As such, the authorities, insurance providers and public must cooperate for the insurance industry to develop faster.
There are two main things the regulator should do right now. One is to help the industry offer more insurance products. In other countries, there are different types of health insurance. People will express more interest if they have more options. A product targeted at a single class cannot attract everyone. We need to create products for the rich, middle-class and the poor.
Secondly, there must be channels to distribute these products. In foreign countries, insurance products are also sold in banks as the financial sector includes both banks and insurance providers. People trust the banks and as the products are offered there, they can easily buy them.
Myanmar has many banks with over hundreds of branches and they should be able to distribute insurance products as well.
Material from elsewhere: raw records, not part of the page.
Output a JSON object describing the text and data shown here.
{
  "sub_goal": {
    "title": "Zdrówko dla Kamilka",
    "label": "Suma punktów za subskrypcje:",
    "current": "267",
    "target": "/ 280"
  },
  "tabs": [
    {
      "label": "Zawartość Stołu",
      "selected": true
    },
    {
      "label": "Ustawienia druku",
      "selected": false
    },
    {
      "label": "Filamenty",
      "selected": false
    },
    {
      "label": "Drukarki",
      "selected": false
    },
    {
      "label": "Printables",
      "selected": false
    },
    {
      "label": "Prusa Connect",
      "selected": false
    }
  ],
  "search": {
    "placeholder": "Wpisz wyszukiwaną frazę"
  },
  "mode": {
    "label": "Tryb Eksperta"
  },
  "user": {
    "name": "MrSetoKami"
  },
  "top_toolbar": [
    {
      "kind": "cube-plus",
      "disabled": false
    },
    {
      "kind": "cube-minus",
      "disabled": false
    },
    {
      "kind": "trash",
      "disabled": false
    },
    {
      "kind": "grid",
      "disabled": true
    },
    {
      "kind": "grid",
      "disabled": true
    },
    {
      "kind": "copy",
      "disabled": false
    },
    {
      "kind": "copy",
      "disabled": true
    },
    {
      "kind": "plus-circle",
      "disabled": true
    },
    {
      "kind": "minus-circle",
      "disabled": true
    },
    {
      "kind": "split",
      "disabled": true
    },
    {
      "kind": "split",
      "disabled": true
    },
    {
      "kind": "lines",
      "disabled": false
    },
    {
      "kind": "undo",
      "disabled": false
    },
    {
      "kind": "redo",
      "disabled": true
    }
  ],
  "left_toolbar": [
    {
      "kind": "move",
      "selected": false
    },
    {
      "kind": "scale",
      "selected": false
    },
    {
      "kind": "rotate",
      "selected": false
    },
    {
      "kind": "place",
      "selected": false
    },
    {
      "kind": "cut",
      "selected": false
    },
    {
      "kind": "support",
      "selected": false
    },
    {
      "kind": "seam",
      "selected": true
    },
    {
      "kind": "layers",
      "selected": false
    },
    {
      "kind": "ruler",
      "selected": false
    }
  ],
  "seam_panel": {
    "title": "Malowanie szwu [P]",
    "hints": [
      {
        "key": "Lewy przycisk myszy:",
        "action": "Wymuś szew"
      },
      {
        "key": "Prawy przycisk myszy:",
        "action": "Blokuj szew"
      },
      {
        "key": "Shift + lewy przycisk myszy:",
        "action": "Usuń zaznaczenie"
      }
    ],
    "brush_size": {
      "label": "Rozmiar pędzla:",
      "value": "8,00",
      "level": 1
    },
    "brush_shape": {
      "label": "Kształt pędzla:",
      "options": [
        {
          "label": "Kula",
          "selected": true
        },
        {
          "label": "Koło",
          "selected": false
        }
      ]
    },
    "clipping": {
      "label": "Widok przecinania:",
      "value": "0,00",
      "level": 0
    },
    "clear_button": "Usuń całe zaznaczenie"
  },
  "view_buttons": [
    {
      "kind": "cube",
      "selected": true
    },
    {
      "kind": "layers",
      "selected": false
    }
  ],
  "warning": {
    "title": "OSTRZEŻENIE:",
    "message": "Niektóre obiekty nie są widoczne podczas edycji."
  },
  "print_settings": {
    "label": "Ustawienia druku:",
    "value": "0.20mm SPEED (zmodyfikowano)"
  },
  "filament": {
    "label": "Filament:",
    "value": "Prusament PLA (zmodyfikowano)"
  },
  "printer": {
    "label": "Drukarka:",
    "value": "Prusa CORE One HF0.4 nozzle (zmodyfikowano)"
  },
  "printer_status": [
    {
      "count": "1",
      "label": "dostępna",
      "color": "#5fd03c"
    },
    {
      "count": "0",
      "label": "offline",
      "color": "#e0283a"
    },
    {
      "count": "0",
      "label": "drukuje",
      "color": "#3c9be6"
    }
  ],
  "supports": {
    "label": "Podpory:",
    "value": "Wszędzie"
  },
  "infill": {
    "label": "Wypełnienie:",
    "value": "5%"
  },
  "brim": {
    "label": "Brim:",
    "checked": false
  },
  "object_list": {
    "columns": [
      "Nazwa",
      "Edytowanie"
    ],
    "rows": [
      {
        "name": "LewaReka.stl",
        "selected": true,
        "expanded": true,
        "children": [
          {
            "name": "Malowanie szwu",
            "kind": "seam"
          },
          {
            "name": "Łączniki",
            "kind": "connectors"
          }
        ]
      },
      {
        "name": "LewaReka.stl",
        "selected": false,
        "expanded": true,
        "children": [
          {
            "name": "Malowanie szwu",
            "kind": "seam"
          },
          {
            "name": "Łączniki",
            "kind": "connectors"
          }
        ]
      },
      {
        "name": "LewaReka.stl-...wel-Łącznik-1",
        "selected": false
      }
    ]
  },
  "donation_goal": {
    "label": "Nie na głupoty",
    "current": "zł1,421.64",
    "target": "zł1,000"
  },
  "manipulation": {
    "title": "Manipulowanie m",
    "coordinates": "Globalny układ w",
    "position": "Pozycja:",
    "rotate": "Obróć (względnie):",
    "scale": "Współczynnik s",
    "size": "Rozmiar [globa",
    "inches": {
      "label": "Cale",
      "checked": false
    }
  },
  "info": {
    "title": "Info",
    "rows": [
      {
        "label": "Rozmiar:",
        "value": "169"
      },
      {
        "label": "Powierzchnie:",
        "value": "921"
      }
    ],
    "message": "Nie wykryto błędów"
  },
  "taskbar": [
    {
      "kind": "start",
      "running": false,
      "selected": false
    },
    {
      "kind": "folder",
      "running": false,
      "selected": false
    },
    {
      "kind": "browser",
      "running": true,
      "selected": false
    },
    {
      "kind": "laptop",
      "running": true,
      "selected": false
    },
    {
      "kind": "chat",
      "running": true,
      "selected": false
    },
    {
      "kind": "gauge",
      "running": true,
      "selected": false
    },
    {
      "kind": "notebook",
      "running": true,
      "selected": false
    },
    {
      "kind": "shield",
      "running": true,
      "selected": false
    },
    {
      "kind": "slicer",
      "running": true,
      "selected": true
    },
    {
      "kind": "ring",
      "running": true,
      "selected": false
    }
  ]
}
The regulator can play an important part in training agents to expand the market.
Foreign competition is needed in our business. We need more competition to be able to provide better services. Because we lack human resources and skills, foreign insurance providers can help to fill this gap with technical know-how. This will help us produce better quality products and distribution channels.
On the flipside, local providers are no match against foreign insurance companies, which have over 100 years of experience and strong investment portfolios. What’s more, they can provide their services online or through mobile applications. We are still using paper documents.
Against this backdrop, enabling joint ventures between local and foreign providers is the best way for our industry to move forward. The foreigners can enter a new market and the local firms can benefit from investments and the transfer of skills and knowledge. The government has a role to play in creating this environment.
We’re trying provide our insurance services online to be better, quicker and more convenient. We’re also trying to handle claims digitally. And we’re preparing to offer insurance services at some branches of Ayeyarwady Bank. As human resource and talent is the important part of our business in Myanmar, we’ve also started providing training for all our employees.